“It will be a mere matter of business,” Frank Amberley remarked, as Captain Desfrayne hesitated. A slight grimace which passed over his countenance might have served to mark the words as ironical; but it came and went unnoticed. “Be it so. When Miss Turquand returns, I will take care she is duly informed of the fact which you have confided to me. She would, perhaps, be better pleased if the information came from yourself, but as you are so averse to seeing her on the subject, why, I must simply do as you wish.”
“The sooner she knows the better.”
“But,” said Mr. Amberley, as if another idea had occurred to him, “I think you mentioned just now, when down-stairs, that you were about to start for Gloucestershire, to join your regiment. I thought you told Mr. Salmon that you were going to Holston to-morrow, if I understood rightly?”
“Quite true.”
“I have never visited the neighborhood; but if you are anywhere near Flore Hall”—he hesitated—“the probabilities are that you may see Miss Turquand before I do. I have no idea how long she will remain at Holston, and did not know a visit was contemplated: I heard of it by accident this morning.”
Paul Desfrayne reflected. Unhappily, his meditations were neither of an agreeable nor a profitable nature.
“True,” he slowly replied, speaking as if with difficulty. “I will not seek Miss Turquand—I cannot; you must bear with what may seem like culpable weakness; but if I should meet her——”

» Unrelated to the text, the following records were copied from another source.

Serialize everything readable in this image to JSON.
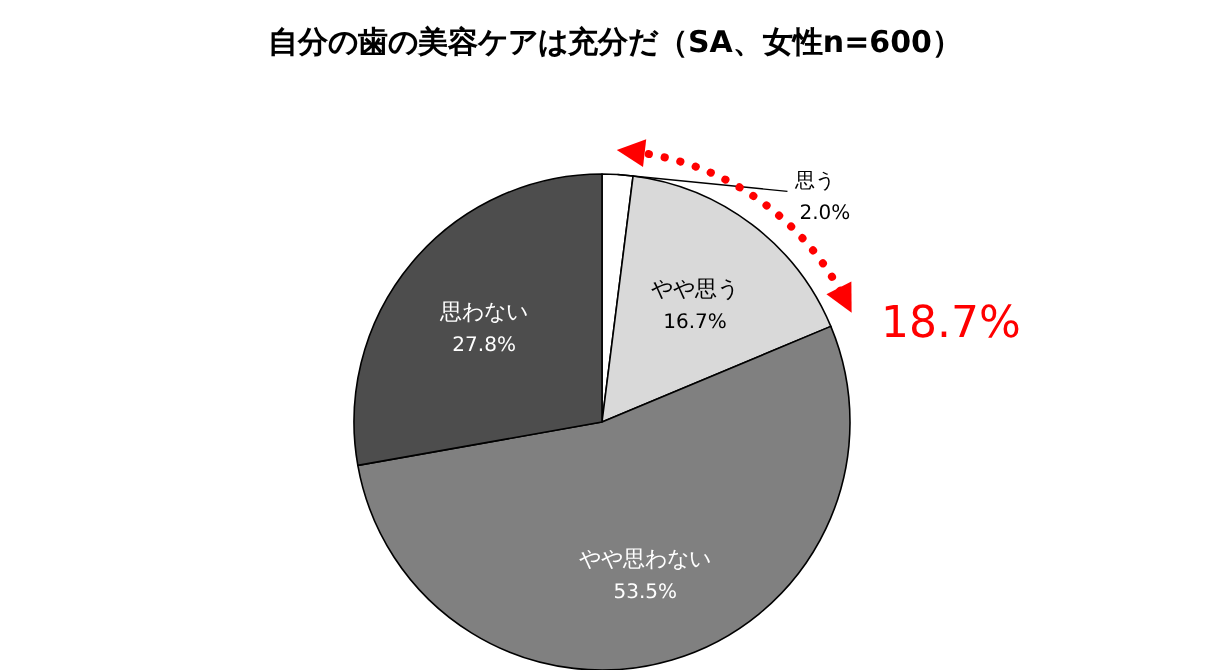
{
  "chart_data": {
    "type": "pie",
    "title": "自分の歯の美容ケアは充分だ（SA、女性n=600）",
    "categories": [
      "思う",
      "やや思う",
      "やや思わない",
      "思わない"
    ],
    "values": [
      2.0,
      16.7,
      53.5,
      27.8
    ],
    "value_labels": [
      "2.0%",
      "16.7%",
      "53.5%",
      "27.8%"
    ],
    "colors": [
      "#ffffff",
      "#d9d9d9",
      "#808080",
      "#4d4d4d"
    ],
    "annotations": [
      "18.7%"
    ]
  }
}
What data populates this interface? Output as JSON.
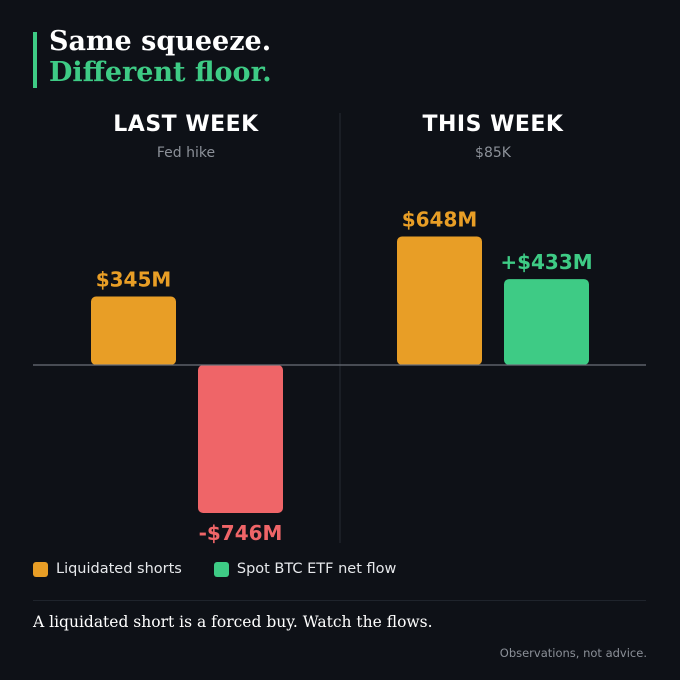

“I quite understand your situation and feelings, and I hope you will treat me as a friend,” said Frank Amberley. “I will do what I can for you; and, believe me, I sympathize with you. Let me know if there should be any explanation between you and the young lady, and if you do not find a good opportunity for speaking to her on the subject, I will undertake to act for you.”
Paul Desfrayne looked into those kindly, truthful eyes, and held out his hand, as if to mutely express his gratitude. Then, after a few more words, he departed, wearily.
“Poor fellow!” Frank Amberley thought. “They may well paint fortune as blind. Yesterday I envied him—to-day I cannot but pity him. So this, then, is the secret. Poor soul! what a burden to bear.”